Since that date, the United States and Germany have won four out of the five major titles between them.
Four years after the 1999 quarterfinal match, a powerful German side rolled over the United States 3-0 in the semifinals of the 2003 Women's World Cup, sending the US to the third place match. Germany went on to win the championship.
At the 2004 Summer Olympic Games in Athens, Greece, the two sides met up again in the semifinals. This time, the United States edged out the Germans for a 2-1 win, thanks to an overtime goal by Heather O'Reilly.
The 2007 World Cup saw the United States fall once again in the semifinals, this time to Brazil, losing by a score of 0-4. The Germans overcame the talented Brazilian squad in the final, winning their second straight World Cup title.
Finally, the 2008 Summer Olympics in Beijing, China saw the United States win their second straight gold medal with a tight 1-0 victory over Brazil. The Germans finished third.
This Saturday, the United States, who currently have the No. 1 ranking in the world according to FIFA, host Germany, the No. 2 team in the world. They will meet for an international "friendly" at Cleveland Browns Stadium in Cleveland, Ohio.

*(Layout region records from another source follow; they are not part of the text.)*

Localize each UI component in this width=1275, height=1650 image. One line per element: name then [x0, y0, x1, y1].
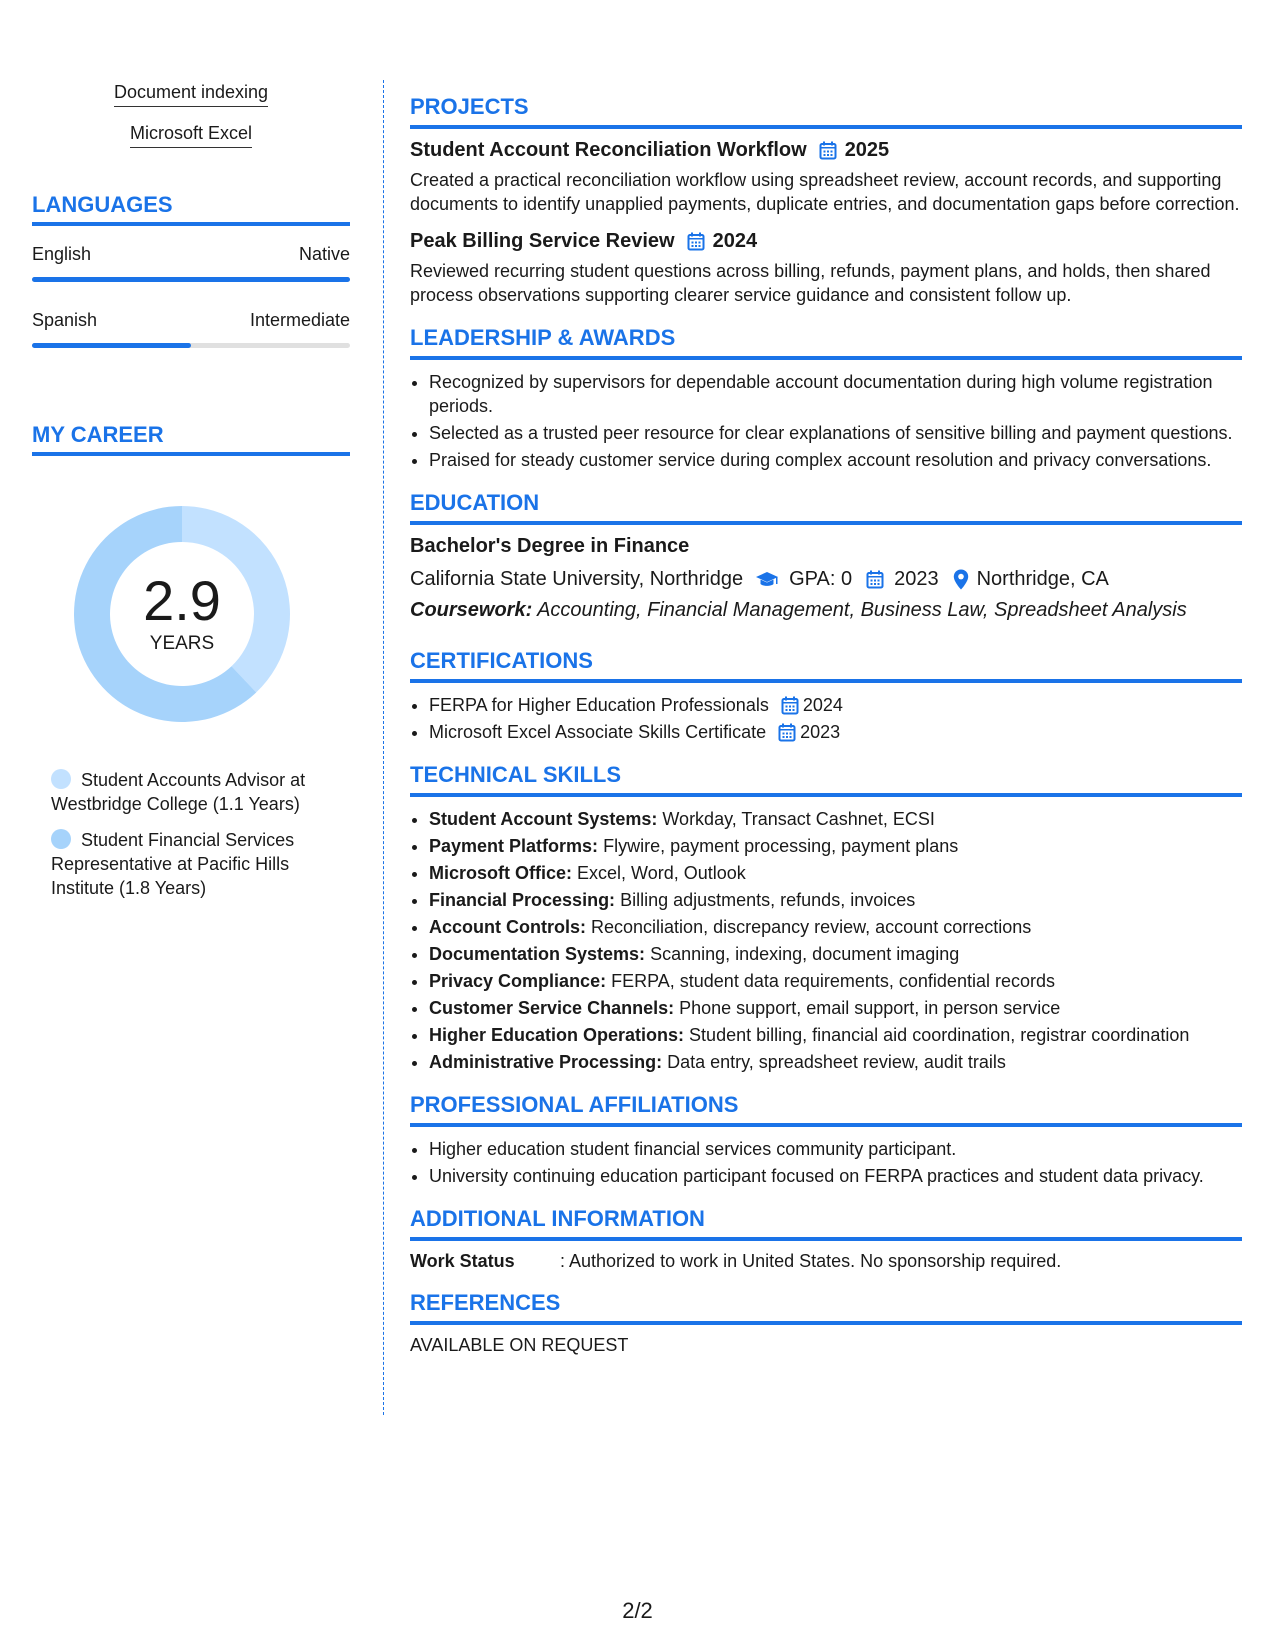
affiliations-section: [410, 1092, 1242, 1188]
education-details: [410, 568, 1242, 591]
language-level: Native: [298, 244, 350, 264]
list-item: • Praised for steady customer service during complex account resolution and privacy conversations.: [429, 448, 1242, 472]
career-total-unit: YEARS: [149, 633, 215, 654]
map-pin-icon: [953, 569, 969, 590]
certification-name: • Microsoft Excel Associate Skills Certificate: [429, 722, 767, 742]
skill-values: Phone support, email support, in person service: [679, 998, 1061, 1018]
page-number: 2/2: [622, 1598, 653, 1623]
skill-values: Flywire, payment processing, payment plans: [603, 836, 959, 856]
section-heading: EDUCATION: [410, 490, 1242, 525]
skill-item: [429, 807, 1242, 831]
education-location: Northridge, CA: [976, 568, 1109, 590]
certifications-list: [410, 693, 1242, 744]
skill-item: [429, 1023, 1242, 1047]
career-legend-item: [51, 828, 350, 900]
section-heading: CERTIFICATIONS: [410, 648, 1242, 683]
skill-category: Administrative Processing:: [429, 1052, 663, 1072]
list-item: • Higher education student financial services community participant.: [429, 1137, 1242, 1161]
list-item: • Recognized by supervisors for dependable account documentation during high volume registration periods.: [429, 370, 1242, 418]
project-year: 2025: [844, 139, 890, 161]
list-item: • Selected as a trusted peer resource for clear explanations of sensitive billing and payment questions.: [429, 421, 1242, 445]
skill-item: [429, 1050, 1242, 1074]
skill-category: Higher Education Operations:: [429, 1025, 685, 1045]
skill-category: Customer Service Channels:: [429, 998, 675, 1018]
education-gpa: GPA: 0: [789, 568, 853, 590]
project-year: 2024: [712, 230, 758, 252]
certification-year: 2024: [802, 695, 843, 715]
career-total-years: 2.9: [143, 569, 221, 632]
coursework-list: Accounting, Financial Management, Business Law, Spreadsheet Analysis: [537, 599, 1187, 621]
skill-item: [429, 888, 1242, 912]
project-description: Created a practical reconciliation workflow using spreadsheet review, account records, and supporting documents to identify unapplied payments, duplicate entries, and documentation gaps before correction.: [410, 170, 1240, 214]
education-year: 2023: [894, 568, 939, 590]
skill-category: Student Account Systems:: [429, 809, 658, 829]
skill-values: Data entry, spreadsheet review, audit trails: [667, 1052, 1006, 1072]
languages-heading: LANGUAGES: [32, 192, 350, 226]
skill-category: Privacy Compliance:: [429, 971, 607, 991]
project-title-row: [410, 139, 1242, 162]
skill-tag: [32, 82, 350, 107]
career-legend-item: [51, 768, 350, 816]
section-heading: REFERENCES: [410, 1290, 1242, 1325]
main-content: [410, 94, 1242, 1374]
skill-category: Microsoft Office:: [429, 863, 573, 883]
project-title-row: [410, 230, 1242, 253]
language-proficiency-bar: [32, 277, 350, 282]
projects-section: [410, 94, 1242, 307]
career-legend: [32, 768, 350, 900]
skill-values: Excel, Word, Outlook: [577, 863, 746, 883]
sidebar: [32, 82, 350, 912]
education-degree: Bachelor's Degree in Finance: [410, 535, 690, 557]
skill-category: Account Controls:: [429, 917, 586, 937]
certification-row: [429, 720, 1242, 744]
skill-item: [429, 861, 1242, 885]
section-heading: TECHNICAL SKILLS: [410, 762, 1242, 797]
language-proficiency-fill: [32, 277, 350, 282]
skill-values: Scanning, indexing, document imaging: [650, 944, 960, 964]
certification-item: [429, 720, 1242, 744]
technical-skills-list: [410, 807, 1242, 1074]
legend-dot: [51, 769, 71, 789]
skill-values: Student billing, financial aid coordination, registrar coordination: [689, 1025, 1190, 1045]
career-donut-center: [66, 498, 298, 730]
education-section: [410, 490, 1242, 622]
technical-skills-section: [410, 762, 1242, 1074]
skill-values: Billing adjustments, refunds, invoices: [620, 890, 916, 910]
leadership-section: [410, 325, 1242, 472]
legend-dot: [51, 829, 71, 849]
certification-name: • FERPA for Higher Education Professionals: [429, 695, 769, 715]
skill-category: Financial Processing:: [429, 890, 616, 910]
skill-item: [429, 969, 1242, 993]
skill-tag-label: Microsoft Excel: [130, 123, 252, 148]
work-status-value: : Authorized to work in United States. No sponsorship required.: [560, 1251, 1062, 1271]
skill-tag-label: Document indexing: [114, 82, 268, 107]
project-description: Reviewed recurring student questions across billing, refunds, payment plans, and holds, then shared process observations supporting clearer service guidance and consistent follow up.: [410, 261, 1211, 305]
language-name: English: [32, 244, 92, 264]
career-donut-chart: [66, 498, 298, 730]
career-legend-label: Student Accounts Advisor at Westbridge College (1.1 Years): [51, 770, 306, 814]
language-row: [32, 244, 350, 265]
skill-tag: [32, 123, 350, 148]
education-school: California State University, Northridge: [410, 568, 744, 590]
graduation-cap-icon: [755, 571, 779, 589]
list-item: • University continuing education participant focused on FERPA practices and student data privacy.: [429, 1164, 1242, 1188]
project-title: Peak Billing Service Review: [410, 230, 675, 252]
skill-values: FERPA, student data requirements, confidential records: [611, 971, 1055, 991]
certification-row: [429, 693, 1242, 717]
language-name: Spanish: [32, 310, 98, 330]
certifications-section: [410, 648, 1242, 744]
affiliations-list: [410, 1137, 1242, 1188]
references-text: AVAILABLE ON REQUEST: [410, 1335, 629, 1355]
certification-year: 2023: [800, 722, 841, 742]
language-level: Intermediate: [249, 310, 350, 330]
language-proficiency-bar: [32, 343, 350, 348]
language-row: [32, 310, 350, 331]
leadership-list: [410, 370, 1242, 472]
calendar-icon: [781, 696, 799, 715]
skill-category: Payment Platforms:: [429, 836, 599, 856]
skill-item: [429, 942, 1242, 966]
language-proficiency-fill: [32, 343, 191, 348]
skill-category: Documentation Systems:: [429, 944, 646, 964]
skill-item: [429, 834, 1242, 858]
coursework-label: Coursework:: [410, 599, 533, 621]
skill-values: Reconciliation, discrepancy review, account corrections: [591, 917, 1032, 937]
additional-info-section: [410, 1206, 1242, 1272]
section-heading: ADDITIONAL INFORMATION: [410, 1206, 1242, 1241]
education-coursework: [410, 599, 1242, 622]
skill-item: [429, 996, 1242, 1020]
calendar-icon: [819, 141, 837, 160]
career-heading: MY CAREER: [32, 422, 350, 456]
calendar-icon: [687, 232, 705, 251]
skill-item: [429, 915, 1242, 939]
section-heading: PROJECTS: [410, 94, 1242, 129]
certification-item: [429, 693, 1242, 717]
calendar-icon: [778, 723, 796, 742]
project-title: Student Account Reconciliation Workflow: [410, 139, 807, 161]
section-heading: PROFESSIONAL AFFILIATIONS: [410, 1092, 1242, 1127]
skill-values: Workday, Transact Cashnet, ECSI: [662, 809, 935, 829]
column-divider: [383, 80, 384, 1415]
section-heading: LEADERSHIP & AWARDS: [410, 325, 1242, 360]
work-status-label: Work Status: [410, 1251, 515, 1271]
work-status-row: [410, 1251, 1242, 1272]
calendar-icon: [866, 570, 884, 589]
references-section: [410, 1290, 1242, 1356]
career-legend-label: Student Financial Services Representative at Pacific Hills Institute (1.8 Years): [51, 830, 295, 898]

"When you go against one of the best teams in the world, it gives you a different emotion, where you know you have to be at your best to have even a chance to win," said United States forward Abby Wambach.
The United States will certainly be in a competitive spirit. All but three players on the roster currently compete in the Women's Professional Soccer league and have been playing for six straight weeks.
Not to be outdone, the Frauen Bundesliga season in Germany concluded in early May. There is no doubt that both teams will both be in match shape.
But the addition of a women's premier league in the world with the creation of the WPS has made an impact on the skill level of the United States players.
"If you look at a player like Amy Lepeilbet or Buehler, they play every week and improve their game all the time," United States head coach Pia Sundhage observes. "Not only that, but they also have a chance to play with different cultures...I think the fact that you mix all of these cultures is very good for the players and that’s good for the national team as well."
This matchup comes only 13 months before the 2011 Women's World Cup. This tournament will take place in Germany, and both the US and Germany will be looking to win the title. For the United States, it will be their first World Cup win since 1999. For Germany, it would be their third straight title.
For now, though, the United States focuses on this game.
"We’re ranked No. 1 and they’re No. 2 right now so it’s very exciting for us to get that kind of quality match, and I think both teams love playing against each other and hate playing against each other at the same time," United States midfielder Heather O'Reilly said. "In turn, it makes us each better and stronger.”
The match kicks off at 6 pm ET, and will be televised live on ESPN2. Tickets are sill on sale at www.ticketmaster.com.